Original image by Joe Rosenthal/The Associated Press.
Second image by Ed Freeman/ Getty Images
During World War II, on February 23, 1945, Associated Press photographer Joe Rosenthal snapped a picture of five Marines and a Navy corpsman raising an American flag on Mount Suribachi, the highest summit on Iwo Jima, an island in the Pacific island.
Rosenthal’s photograph received a Pulitzer Prize; it became the centerpiece of a multi-billion dollar war bond effort. And it inspired the Marine Corps War Memorial at Arlington National Cemetery.
It’s one of those iconic images; it stands for struggle, for battle, honor, perseverance, and a fight for freedom and equality.
Some ten years ago photographer Ed Freeman recreated that same image to capture the struggle for LGT rights, featuring four men raising the Rainbow flag. To me, and I would think to many, it represented our struggle, our battle, our perseverance, and our fight for freedom and equality.
In other words, both images speak to me in the same tone.
And yet, in light of the recent Supreme Court ruling making same-sex marriage — or as it is called now, ‘marriage’ — legal in all fifty states, Freeman’s image was resurrected around the internet and, well, people, some people, are not happy.
In fact, the resurgence of a decades-old photograph spurred a gay rights struggle in a photograph for the cover of Frontiers, a backlash against Freeman, including a death threat he reported to the FBI.
“He said if he ever saw me, he’d kill me. I got swamped with vitriolic hate mail.” — Ed Freeman
Reaction on Twitter was also bitter:
Taylor Paulk @taypaulk
“Altering the American flag colors & trying to remake the "Raising the Flag on Iwo Jima" photograph with the gay pride flag is degrading”
First off, Tay, the colors of the American flag were not altered; in fact, the original photograph was not even used at all. Freeman’s picture is a recreation, and an homage, to the original. Get you facts straight, for lack of a better word.
Jacob Anthony @LabGrappler_95
“The gay flag remake of the flag that flew at Iwo Jima is just insulting to America and those who have died for this country”
Well, Jacob, is it a disgrace to all the gay men and women who served in this country, most in secret for fear of repercussions, even criminal trials, were they to be openly gay? And, to be queer, there were a lot of gay men, and women, who have died for this country.
“Alright, I'm glad for gay marriage but I've been seeing the flag changed to rainbow. And in specific The Iwo Jima depiction, that's not cool”

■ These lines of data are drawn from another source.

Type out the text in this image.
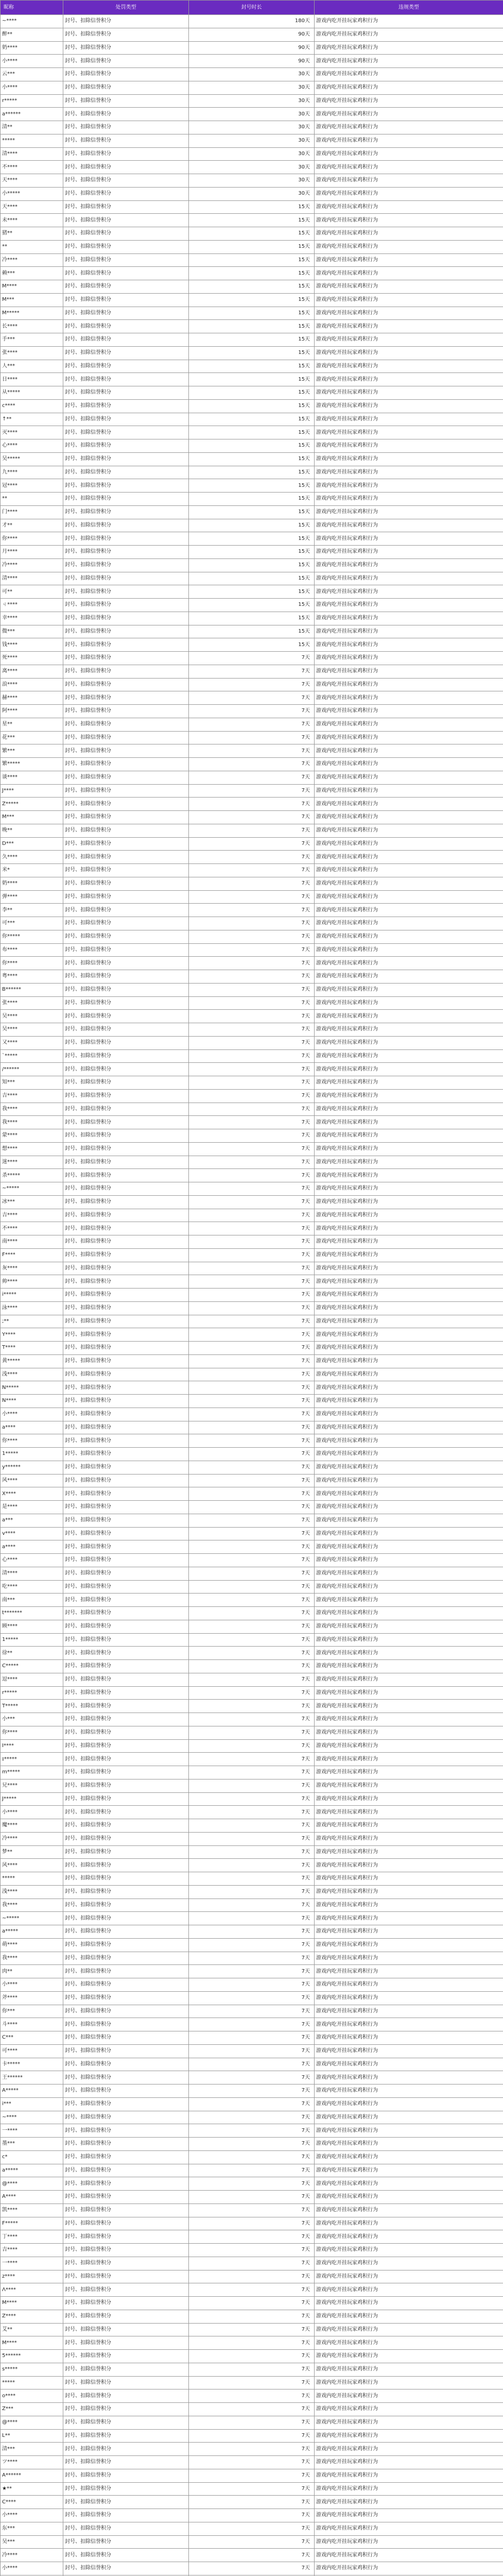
昵称	处罚类型	封号时长	违规类型
~****	封号、扣除信誉积分	180天	游戏内吃开挂玩家鸡积行为
醉**	封号、扣除信誉积分	90天	游戏内吃开挂玩家鸡积行为
奶****	封号、扣除信誉积分	90天	游戏内吃开挂玩家鸡积行为
小****	封号、扣除信誉积分	90天	游戏内吃开挂玩家鸡积行为
云***	封号、扣除信誉积分	30天	游戏内吃开挂玩家鸡积行为
小****	封号、扣除信誉积分	30天	游戏内吃开挂玩家鸡积行为
r*****	封号、扣除信誉积分	30天	游戏内吃开挂玩家鸡积行为
a******	封号、扣除信誉积分	30天	游戏内吃开挂玩家鸡积行为
清**	封号、扣除信誉积分	30天	游戏内吃开挂玩家鸡积行为
*****	封号、扣除信誉积分	30天	游戏内吃开挂玩家鸡积行为
清****	封号、扣除信誉积分	30天	游戏内吃开挂玩家鸡积行为
不****	封号、扣除信誉积分	30天	游戏内吃开挂玩家鸡积行为
天****	封号、扣除信誉积分	30天	游戏内吃开挂玩家鸡积行为
小*****	封号、扣除信誉积分	30天	游戏内吃开挂玩家鸡积行为
天****	封号、扣除信誉积分	15天	游戏内吃开挂玩家鸡积行为
未****	封号、扣除信誉积分	15天	游戏内吃开挂玩家鸡积行为
猪**	封号、扣除信誉积分	15天	游戏内吃开挂玩家鸡积行为
**	封号、扣除信誉积分	15天	游戏内吃开挂玩家鸡积行为
冷****	封号、扣除信誉积分	15天	游戏内吃开挂玩家鸡积行为
赖***	封号、扣除信誉积分	15天	游戏内吃开挂玩家鸡积行为
M****	封号、扣除信誉积分	15天	游戏内吃开挂玩家鸡积行为
M***	封号、扣除信誉积分	15天	游戏内吃开挂玩家鸡积行为
M*****	封号、扣除信誉积分	15天	游戏内吃开挂玩家鸡积行为
长****	封号、扣除信誉积分	15天	游戏内吃开挂玩家鸡积行为
手***	封号、扣除信誉积分	15天	游戏内吃开挂玩家鸡积行为
张****	封号、扣除信誉积分	15天	游戏内吃开挂玩家鸡积行为
人***	封号、扣除信誉积分	15天	游戏内吃开挂玩家鸡积行为
日****	封号、扣除信誉积分	15天	游戏内吃开挂玩家鸡积行为
从*****	封号、扣除信誉积分	15天	游戏内吃开挂玩家鸡积行为
c****	封号、扣除信誉积分	15天	游戏内吃开挂玩家鸡积行为
↑**	封号、扣除信誉积分	15天	游戏内吃开挂玩家鸡积行为
灭****	封号、扣除信誉积分	15天	游戏内吃开挂玩家鸡积行为
心****	封号、扣除信誉积分	15天	游戏内吃开挂玩家鸡积行为
吴*****	封号、扣除信誉积分	15天	游戏内吃开挂玩家鸡积行为
九****	封号、扣除信誉积分	15天	游戏内吃开挂玩家鸡积行为
冠****	封号、扣除信誉积分	15天	游戏内吃开挂玩家鸡积行为
**	封号、扣除信誉积分	15天	游戏内吃开挂玩家鸡积行为
门****	封号、扣除信誉积分	15天	游戏内吃开挂玩家鸡积行为
才**	封号、扣除信誉积分	15天	游戏内吃开挂玩家鸡积行为
你****	封号、扣除信誉积分	15天	游戏内吃开挂玩家鸡积行为
月****	封号、扣除信誉积分	15天	游戏内吃开挂玩家鸡积行为
冷****	封号、扣除信誉积分	15天	游戏内吃开挂玩家鸡积行为
清****	封号、扣除信誉积分	15天	游戏内吃开挂玩家鸡积行为
可**	封号、扣除信誉积分	15天	游戏内吃开挂玩家鸡积行为
ㄐ****	封号、扣除信誉积分	15天	游戏内吃开挂玩家鸡积行为
幸****	封号、扣除信誉积分	15天	游戏内吃开挂玩家鸡积行为
微***	封号、扣除信誉积分	15天	游戏内吃开挂玩家鸡积行为
钱****	封号、扣除信誉积分	15天	游戏内吃开挂玩家鸡积行为
死****	封号、扣除信誉积分	7天	游戏内吃开挂玩家鸡积行为
离****	封号、扣除信誉积分	7天	游戏内吃开挂玩家鸡积行为
浪****	封号、扣除信誉积分	7天	游戏内吃开挂玩家鸡积行为
赫****	封号、扣除信誉积分	7天	游戏内吃开挂玩家鸡积行为
阿****	封号、扣除信誉积分	7天	游戏内吃开挂玩家鸡积行为
星**	封号、扣除信誉积分	7天	游戏内吃开挂玩家鸡积行为
花***	封号、扣除信誉积分	7天	游戏内吃开挂玩家鸡积行为
繁***	封号、扣除信誉积分	7天	游戏内吃开挂玩家鸡积行为
繁*****	封号、扣除信誉积分	7天	游戏内吃开挂玩家鸡积行为
谈****	封号、扣除信誉积分	7天	游戏内吃开挂玩家鸡积行为
J****	封号、扣除信誉积分	7天	游戏内吃开挂玩家鸡积行为
Z*****	封号、扣除信誉积分	7天	游戏内吃开挂玩家鸡积行为
M***	封号、扣除信誉积分	7天	游戏内吃开挂玩家鸡积行为
晚**	封号、扣除信誉积分	7天	游戏内吃开挂玩家鸡积行为
D***	封号、扣除信誉积分	7天	游戏内吃开挂玩家鸡积行为
久****	封号、扣除信誉积分	7天	游戏内吃开挂玩家鸡积行为
米*	封号、扣除信誉积分	7天	游戏内吃开挂玩家鸡积行为
奶****	封号、扣除信誉积分	7天	游戏内吃开挂玩家鸡积行为
弹****	封号、扣除信誉积分	7天	游戏内吃开挂玩家鸡积行为
李**	封号、扣除信誉积分	7天	游戏内吃开挂玩家鸡积行为
可***	封号、扣除信誉积分	7天	游戏内吃开挂玩家鸡积行为
你*****	封号、扣除信誉积分	7天	游戏内吃开挂玩家鸡积行为
布****	封号、扣除信誉积分	7天	游戏内吃开挂玩家鸡积行为
你****	封号、扣除信誉积分	7天	游戏内吃开挂玩家鸡积行为
粤****	封号、扣除信誉积分	7天	游戏内吃开挂玩家鸡积行为
B******	封号、扣除信誉积分	7天	游戏内吃开挂玩家鸡积行为
张****	封号、扣除信誉积分	7天	游戏内吃开挂玩家鸡积行为
吴****	封号、扣除信誉积分	7天	游戏内吃开挂玩家鸡积行为
吴****	封号、扣除信誉积分	7天	游戏内吃开挂玩家鸡积行为
又****	封号、扣除信誉积分	7天	游戏内吃开挂玩家鸡积行为
`*****	封号、扣除信誉积分	7天	游戏内吃开挂玩家鸡积行为
/******	封号、扣除信誉积分	7天	游戏内吃开挂玩家鸡积行为
知***	封号、扣除信誉积分	7天	游戏内吃开挂玩家鸡积行为
吉****	封号、扣除信誉积分	7天	游戏内吃开挂玩家鸡积行为
我****	封号、扣除信誉积分	7天	游戏内吃开挂玩家鸡积行为
我****	封号、扣除信誉积分	7天	游戏内吃开挂玩家鸡积行为
蒙****	封号、扣除信誉积分	7天	游戏内吃开挂玩家鸡积行为
想****	封号、扣除信誉积分	7天	游戏内吃开挂玩家鸡积行为
迷****	封号、扣除信誉积分	7天	游戏内吃开挂玩家鸡积行为
杀*****	封号、扣除信誉积分	7天	游戏内吃开挂玩家鸡积行为
~*****	封号、扣除信誉积分	7天	游戏内吃开挂玩家鸡积行为
冰***	封号、扣除信誉积分	7天	游戏内吃开挂玩家鸡积行为
吉****	封号、扣除信誉积分	7天	游戏内吃开挂玩家鸡积行为
不****	封号、扣除信誉积分	7天	游戏内吃开挂玩家鸡积行为
南****	封号、扣除信誉积分	7天	游戏内吃开挂玩家鸡积行为
F****	封号、扣除信誉积分	7天	游戏内吃开挂玩家鸡积行为
灰****	封号、扣除信誉积分	7天	游戏内吃开挂玩家鸡积行为
帅****	封号、扣除信誉积分	7天	游戏内吃开挂玩家鸡积行为
i*****	封号、扣除信誉积分	7天	游戏内吃开挂玩家鸡积行为
泳****	封号、扣除信誉积分	7天	游戏内吃开挂玩家鸡积行为
;**	封号、扣除信誉积分	7天	游戏内吃开挂玩家鸡积行为
Y****	封号、扣除信誉积分	7天	游戏内吃开挂玩家鸡积行为
T****	封号、扣除信誉积分	7天	游戏内吃开挂玩家鸡积行为
黄*****	封号、扣除信誉积分	7天	游戏内吃开挂玩家鸡积行为
浅****	封号、扣除信誉积分	7天	游戏内吃开挂玩家鸡积行为
N*****	封号、扣除信誉积分	7天	游戏内吃开挂玩家鸡积行为
N****	封号、扣除信誉积分	7天	游戏内吃开挂玩家鸡积行为
小****	封号、扣除信誉积分	7天	游戏内吃开挂玩家鸡积行为
a****	封号、扣除信誉积分	7天	游戏内吃开挂玩家鸡积行为
你****	封号、扣除信誉积分	7天	游戏内吃开挂玩家鸡积行为
1*****	封号、扣除信誉积分	7天	游戏内吃开挂玩家鸡积行为
y******	封号、扣除信誉积分	7天	游戏内吃开挂玩家鸡积行为
风****	封号、扣除信誉积分	7天	游戏内吃开挂玩家鸡积行为
X****	封号、扣除信誉积分	7天	游戏内吃开挂玩家鸡积行为
是****	封号、扣除信誉积分	7天	游戏内吃开挂玩家鸡积行为
a***	封号、扣除信誉积分	7天	游戏内吃开挂玩家鸡积行为
v****	封号、扣除信誉积分	7天	游戏内吃开挂玩家鸡积行为
a****	封号、扣除信誉积分	7天	游戏内吃开挂玩家鸡积行为
心****	封号、扣除信誉积分	7天	游戏内吃开挂玩家鸡积行为
清****	封号、扣除信誉积分	7天	游戏内吃开挂玩家鸡积行为
吃****	封号、扣除信誉积分	7天	游戏内吃开挂玩家鸡积行为
南***	封号、扣除信誉积分	7天	游戏内吃开挂玩家鸡积行为
t*******	封号、扣除信誉积分	7天	游戏内吃开挂玩家鸡积行为
顾****	封号、扣除信誉积分	7天	游戏内吃开挂玩家鸡积行为
1*****	封号、扣除信誉积分	7天	游戏内吃开挂玩家鸡积行为
徐**	封号、扣除信誉积分	7天	游戏内吃开挂玩家鸡积行为
C*****	封号、扣除信誉积分	7天	游戏内吃开挂玩家鸡积行为
逗****	封号、扣除信誉积分	7天	游戏内吃开挂玩家鸡积行为
r*****	封号、扣除信誉积分	7天	游戏内吃开挂玩家鸡积行为
T*****	封号、扣除信誉积分	7天	游戏内吃开挂玩家鸡积行为
小***	封号、扣除信誉积分	7天	游戏内吃开挂玩家鸡积行为
你****	封号、扣除信誉积分	7天	游戏内吃开挂玩家鸡积行为
I****	封号、扣除信誉积分	7天	游戏内吃开挂玩家鸡积行为
ɪ*****	封号、扣除信誉积分	7天	游戏内吃开挂玩家鸡积行为
m*****	封号、扣除信誉积分	7天	游戏内吃开挂玩家鸡积行为
兄****	封号、扣除信誉积分	7天	游戏内吃开挂玩家鸡积行为
J*****	封号、扣除信誉积分	7天	游戏内吃开挂玩家鸡积行为
小****	封号、扣除信誉积分	7天	游戏内吃开挂玩家鸡积行为
魔****	封号、扣除信誉积分	7天	游戏内吃开挂玩家鸡积行为
冷****	封号、扣除信誉积分	7天	游戏内吃开挂玩家鸡积行为
梦**	封号、扣除信誉积分	7天	游戏内吃开挂玩家鸡积行为
风****	封号、扣除信誉积分	7天	游戏内吃开挂玩家鸡积行为
*****	封号、扣除信誉积分	7天	游戏内吃开挂玩家鸡积行为
浅****	封号、扣除信誉积分	7天	游戏内吃开挂玩家鸡积行为
我****	封号、扣除信誉积分	7天	游戏内吃开挂玩家鸡积行为
~*****	封号、扣除信誉积分	7天	游戏内吃开挂玩家鸡积行为
a*****	封号、扣除信誉积分	7天	游戏内吃开挂玩家鸡积行为
萌****	封号、扣除信誉积分	7天	游戏内吃开挂玩家鸡积行为
我****	封号、扣除信誉积分	7天	游戏内吃开挂玩家鸡积行为
肉**	封号、扣除信誉积分	7天	游戏内吃开挂玩家鸡积行为
小****	封号、扣除信誉积分	7天	游戏内吃开挂玩家鸡积行为
斧****	封号、扣除信誉积分	7天	游戏内吃开挂玩家鸡积行为
你***	封号、扣除信誉积分	7天	游戏内吃开挂玩家鸡积行为
斗****	封号、扣除信誉积分	7天	游戏内吃开挂玩家鸡积行为
C***	封号、扣除信誉积分	7天	游戏内吃开挂玩家鸡积行为
可****	封号、扣除信誉积分	7天	游戏内吃开挂玩家鸡积行为
卡*****	封号、扣除信誉积分	7天	游戏内吃开挂玩家鸡积行为
王******	封号、扣除信誉积分	7天	游戏内吃开挂玩家鸡积行为
A*****	封号、扣除信誉积分	7天	游戏内吃开挂玩家鸡积行为
i***	封号、扣除信誉积分	7天	游戏内吃开挂玩家鸡积行为
~****	封号、扣除信誉积分	7天	游戏内吃开挂玩家鸡积行为
一****	封号、扣除信誉积分	7天	游戏内吃开挂玩家鸡积行为
墨***	封号、扣除信誉积分	7天	游戏内吃开挂玩家鸡积行为
c*	封号、扣除信誉积分	7天	游戏内吃开挂玩家鸡积行为
a*****	封号、扣除信誉积分	7天	游戏内吃开挂玩家鸡积行为
@****	封号、扣除信誉积分	7天	游戏内吃开挂玩家鸡积行为
A****	封号、扣除信誉积分	7天	游戏内吃开挂玩家鸡积行为
凯****	封号、扣除信誉积分	7天	游戏内吃开挂玩家鸡积行为
F*****	封号、扣除信誉积分	7天	游戏内吃开挂玩家鸡积行为
丁****	封号、扣除信誉积分	7天	游戏内吃开挂玩家鸡积行为
吉****	封号、扣除信誉积分	7天	游戏内吃开挂玩家鸡积行为
一****	封号、扣除信誉积分	7天	游戏内吃开挂玩家鸡积行为
z****	封号、扣除信誉积分	7天	游戏内吃开挂玩家鸡积行为
Λ****	封号、扣除信誉积分	7天	游戏内吃开挂玩家鸡积行为
M****	封号、扣除信誉积分	7天	游戏内吃开挂玩家鸡积行为
Z****	封号、扣除信誉积分	7天	游戏内吃开挂玩家鸡积行为
艾**	封号、扣除信誉积分	7天	游戏内吃开挂玩家鸡积行为
M****	封号、扣除信誉积分	7天	游戏内吃开挂玩家鸡积行为
5******	封号、扣除信誉积分	7天	游戏内吃开挂玩家鸡积行为
s*****	封号、扣除信誉积分	7天	游戏内吃开挂玩家鸡积行为
*****	封号、扣除信誉积分	7天	游戏内吃开挂玩家鸡积行为
o****	封号、扣除信誉积分	7天	游戏内吃开挂玩家鸡积行为
Z***	封号、扣除信誉积分	7天	游戏内吃开挂玩家鸡积行为
@****	封号、扣除信誉积分	7天	游戏内吃开挂玩家鸡积行为
L**	封号、扣除信誉积分	7天	游戏内吃开挂玩家鸡积行为
清***	封号、扣除信誉积分	7天	游戏内吃开挂玩家鸡积行为
ツ****	封号、扣除信誉积分	7天	游戏内吃开挂玩家鸡积行为
A******	封号、扣除信誉积分	7天	游戏内吃开挂玩家鸡积行为
★**	封号、扣除信誉积分	7天	游戏内吃开挂玩家鸡积行为
C****	封号、扣除信誉积分	7天	游戏内吃开挂玩家鸡积行为
小****	封号、扣除信誉积分	7天	游戏内吃开挂玩家鸡积行为
东***	封号、扣除信誉积分	7天	游戏内吃开挂玩家鸡积行为
吴***	封号、扣除信誉积分	7天	游戏内吃开挂玩家鸡积行为
冷****	封号、扣除信誉积分	7天	游戏内吃开挂玩家鸡积行为
小****	封号、扣除信誉积分	7天	游戏内吃开挂玩家鸡积行为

Again, the American flag was not changed one bit for Freeman’s picture; his was a new image, m’kay?
Ed Freeman, who just happens to be gay, was also attacked on Facebook when he posted this:
“When I took this picture almost ten years ago, it never, never occurred to me that it would someday come to symbolize the victory we are celebrating today. Congratulations to all of us! Love to you all.”
And this is what he got back:
“Im all for gay rights and equal for all but DO NOT DISRESPECT THOSE WHO SERVED, SACRIFICED, AND DIED FOR YOUR COUNTRY AND YOUR RIGHTS AND FREEDOM. Its this [expletive] that will drive ppl to hate on you. You WANT RESPECT THEN GIVE IT TO THOSE WHO DESERVE AND EARNED IT.”
Um, wow. So gay people do not deserve respect? Gay people have not sacrificed and died for their country in war? And again, this a ten year old photo, that Freeman created suing models and Photoshop, to represent the struggle, and the battle, for LGBT rights.
It is not disrespectful.
“The principle complaint that people have is that I am equating the gay struggle with the contribution and sacrifice of American servicemen, but there is no equal sign here. This is not meant as a sign of disrespect. For God sake, no. I totally support people in uniform. There is no comparison going on here. The comparison is going on in people’s heads, and they’re spoiling for a fight. They’re already on edge because of the gay marriage decision.” — Ed Freeman
And it’s annoying because this image has been used for other groups, too, with little to no outrage. I mean, where was the shock and vitriol when Old Glory beer used the image? Or when the Hard Rock Café used a similar image to create a button they could sell for a profit? Howsabout when Time magazine used a similar image on their cover, with a tree replacing the American flag for an article about global warming?
Are people upset only because there’s a Rainbow flag? And if that’s the case, maybe these people better get their panties fully twisted because, as a joke, mainly, someone suggested to Ed Freeman that he recreate the planting of the American flag on the moon with the planting of a Rainbow flag up there.
Look, here’s the deal: Freeman’s picture is an homage; it compares the struggle during war time for freedom with the struggle for decades and decades for LGBT rights.
It symbolizes perseverance and struggle, and how is that ever a bad thing?